GitHub - yocra3/NetActivityTrain: Nextflow pipeline to train models for NetActivity (original) (raw)

Introduction

NetActivityTrain is a bioinformatics pipeline to encode gene expression measurements into gene set activity scores. NetActivityTrain uses sparsely connected autoencoders to perform the encoding.

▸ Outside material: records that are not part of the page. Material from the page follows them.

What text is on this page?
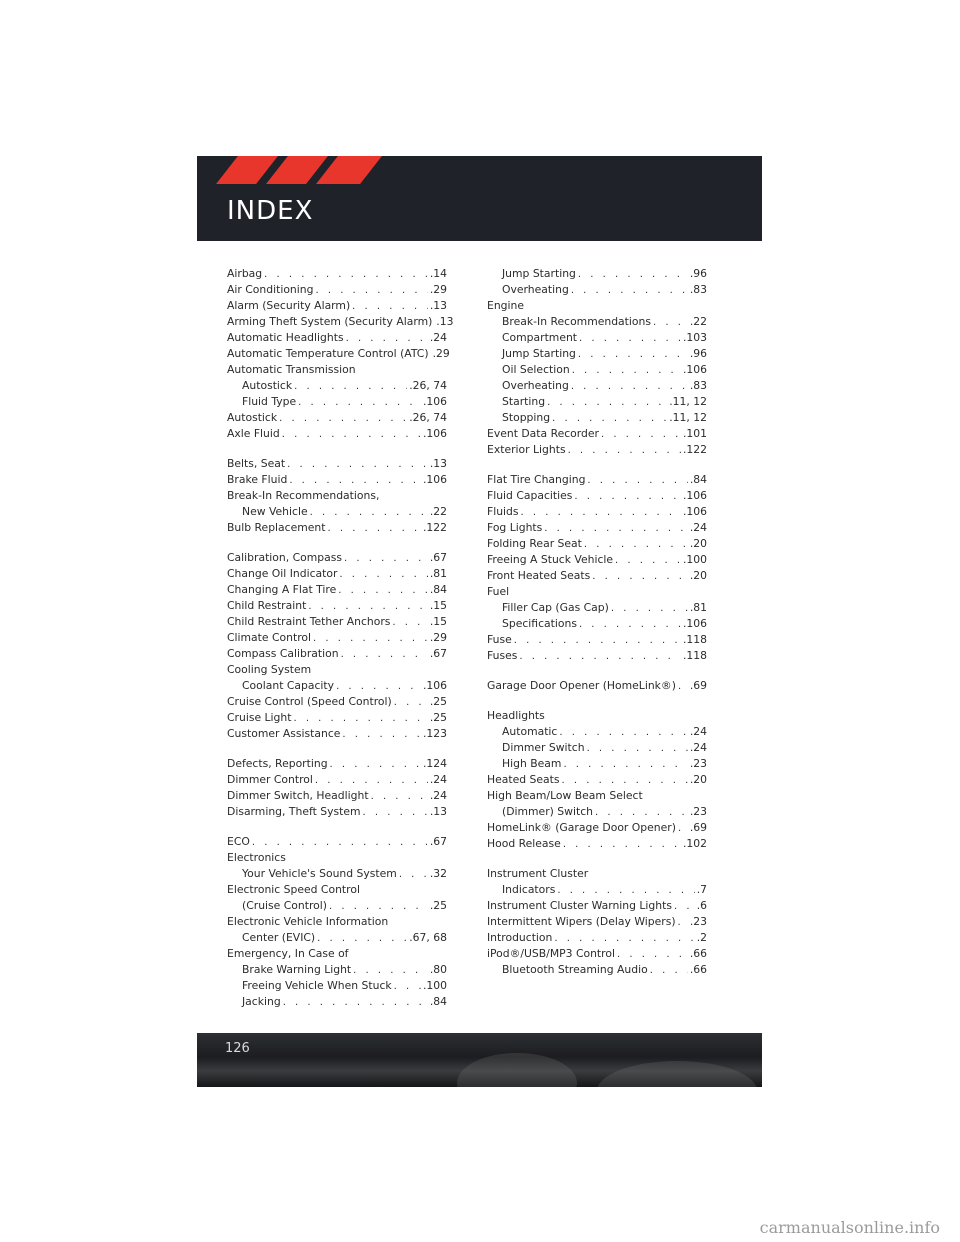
INDEX
Airbag . . .	.14
Air Conditioning . . .	.29
Alarm (Security Alarm) . . .	.13
Arming Theft System (Security Alarm) .13
Automatic Headlights . . .	.24
Automatic Temperature Control (ATC) .29
Automatic Transmission
Autostick . . .	.26, 74
Fluid Type . . .	.106
Autostick . . .	.26, 74
Axle Fluid . . .	.106
Belts, Seat . . .	.13
Brake Fluid . . .	.106
Break-In Recommendations,
New Vehicle . . .	.22
Bulb Replacement . . .	.122
Calibration, Compass . . .	.67
Change Oil Indicator . . .	.81
Changing A Flat Tire . . .	.84
Child Restraint . . .	.15
Child Restraint Tether Anchors . . .	.15
Climate Control . . .	.29
Compass Calibration . . .	.67
Cooling System
Coolant Capacity . . .	.106
Cruise Control (Speed Control) . . .	.25
Cruise Light . . .	.25
Customer Assistance . . .	.123
Defects, Reporting . . .	.124
Dimmer Control . . .	.24
Dimmer Switch, Headlight . . .	.24
Disarming, Theft System . . .	.13
ECO . . .	.67
Electronics
Your Vehicle's Sound System . . .	.32
Electronic Speed Control
(Cruise Control) . . .	.25
Electronic Vehicle Information
Center (EVIC) . . .	.67, 68
Emergency, In Case of
Brake Warning Light . . .	.80
Freeing Vehicle When Stuck . . .	.100
Jacking . . .	.84
Jump Starting . . .	.96
Overheating . . .	.83
Engine
Break-In Recommendations . . .	.22
Compartment . . .	.103
Jump Starting . . .	.96
Oil Selection . . .	.106
Overheating . . .	.83
Starting . . .	.11, 12
Stopping . . .	.11, 12
Event Data Recorder . . .	.101
Exterior Lights . . .	.122
Flat Tire Changing . . .	.84
Fluid Capacities . . .	.106
Fluids . . .	.106
Fog Lights . . .	.24
Folding Rear Seat . . .	.20
Freeing A Stuck Vehicle . . .	.100
Front Heated Seats . . .	.20
Fuel
Filler Cap (Gas Cap) . . .	.81
Specifications . . .	.106
Fuse . . .	.118
Fuses . . .	.118
Garage Door Opener (HomeLink®) . . . .69
Headlights
Automatic . . .	.24
Dimmer Switch . . .	.24
High Beam . . .	.23
Heated Seats . . .	.20
High Beam/Low Beam Select
(Dimmer) Switch . . .	.23
HomeLink® (Garage Door Opener) . . . .69
Hood Release . . .	.102
Instrument Cluster
Indicators . . .	.7
Instrument Cluster Warning Lights . . . .6
Intermittent Wipers (Delay Wipers) . . . .23
Introduction . . .	.2
iPod®/USB/MP3 Control . . .	.66
Bluetooth Streaming Audio . . .	.66
126
carmanualsonline.info
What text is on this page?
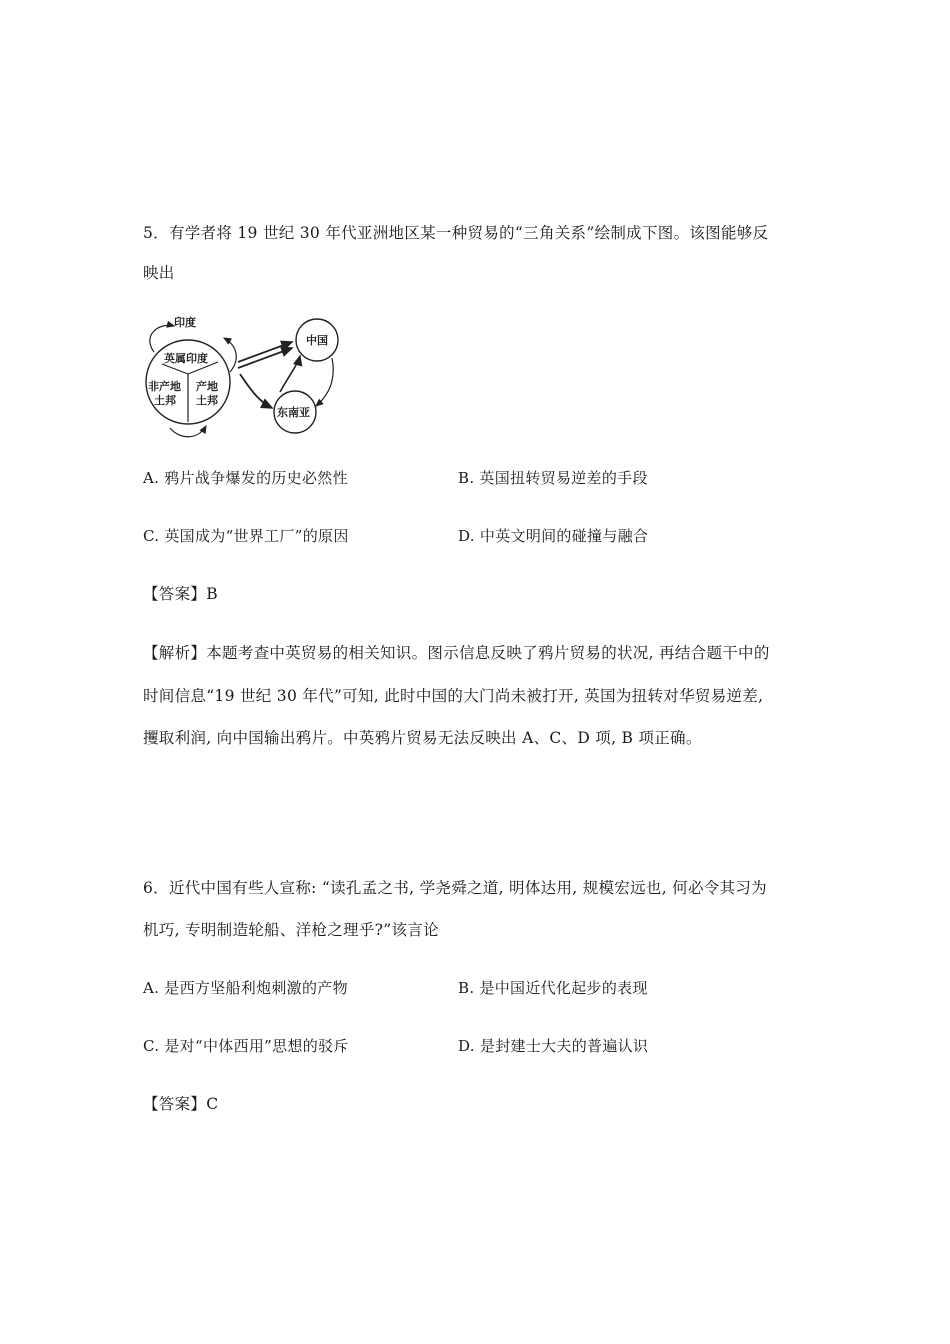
5．有学者将 19 世纪 30 年代亚洲地区某一种贸易的“三角关系”绘制成下图。该图能够反
映出
印度
英属印度
非产地
土邦
产地
土邦
中国
东南亚
A. 鸦片战争爆发的历史必然性	B. 英国扭转贸易逆差的手段
C. 英国成为“世界工厂”的原因	D. 中英文明间的碰撞与融合
【答案】B
【解析】本题考查中英贸易的相关知识。图示信息反映了鸦片贸易的状况, 再结合题干中的
时间信息“19 世纪 30 年代”可知, 此时中国的大门尚未被打开, 英国为扭转对华贸易逆差,
攫取利润, 向中国输出鸦片。中英鸦片贸易无法反映出 A、C、D 项, B 项正确。
6．近代中国有些人宣称: “读孔孟之书, 学尧舜之道, 明体达用, 规模宏远也, 何必令其习为
机巧, 专明制造轮船、洋枪之理乎?”该言论
A. 是西方坚船利炮刺激的产物	B. 是中国近代化起步的表现
C. 是对“中体西用”思想的驳斥	D. 是封建士大夫的普遍认识
【答案】C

The pipeline is built using Nextflow, a workflow tool to run tasks across multiple compute infrastructures in a very portable manner. It uses Docker/Singularity containers making installation trivial and results highly reproducible.

Functionalities

NetActivityTrain can be used to train a model or to compute the gene set activity scores from a pre-trained model (under development). The training of a model with NetActivityTrain has the following steps:

  1. Gene expression standardization
  2. Split of input data in training and test datasets
  3. Model training
  4. Model export for use with NetActivity

Quick Start

  1. Install Nextflow (>=22.0.3)
  2. Install any of Docker, Singularity (you can follow this tutorial). See docs)_.
  3. Download the pipeline and test it on a minimal dataset with a single command:
    nextflow run yocra3/NetActivityTrain -profile test,YOURPROFILE --outdir
    Note that some form of configuration will be needed so that Nextflow knows how to fetch the required software. This is usually done in the form of a config profile (YOURPROFILE in the example command above). You can chain multiple config profiles in a comma-separated string.
    • The pipeline comes with config profiles called docker and singularity which instruct the pipeline to use the named tool for software management. For example, -profile test,docker.
    • Please check nf-core/configs to see if a custom config file to run nf-core pipelines already exists for your Institute. If so, you can simply use -profile <institute> in your command. This will enable either docker or singularity and set the appropriate execution settings for your local compute environment.
    • If you are using singularity, please use the nf-core download command to download images first, before running the pipeline. Setting the NXF_SINGULARITY_CACHEDIR or singularity.cacheDir Nextflow options enables you to store and re-use the images from a central location for future pipeline runs.
  4. Start running your own analysis!
    nextflow run yocra3/NetActivityTrain --data_prefix SE_h5 --gene_mask gene_mask.txt --network network.py --network_params params.py --outdir -profile <docker/singularity/podman/shifter/charliecloud/conda/institute>

Documentation

The yocra3/NetActivityTrain pipeline comes with documentation about the pipeline usage, parameters and output.

Credits

yocra3/NetActivityTrain was originally written by @yocra3.

Support

For further information or help, don't hesitate to contact Carlos Ruiz at cruizarenas@unav.es.

Citations

An extensive list of references for the tools used by the pipeline can be found in the CITATIONS.md file.

You can cite the nf-core publication as follows:

The nf-core framework for community-curated bioinformatics pipelines.

Philip Ewels, Alexander Peltzer, Sven Fillinger, Harshil Patel, Johannes Alneberg, Andreas Wilm, Maxime Ulysse Garcia, Paolo Di Tommaso & Sven Nahnsen.

Nat Biotechnol. 2020 Feb 13. doi: 10.1038/s41587-020-0439-x.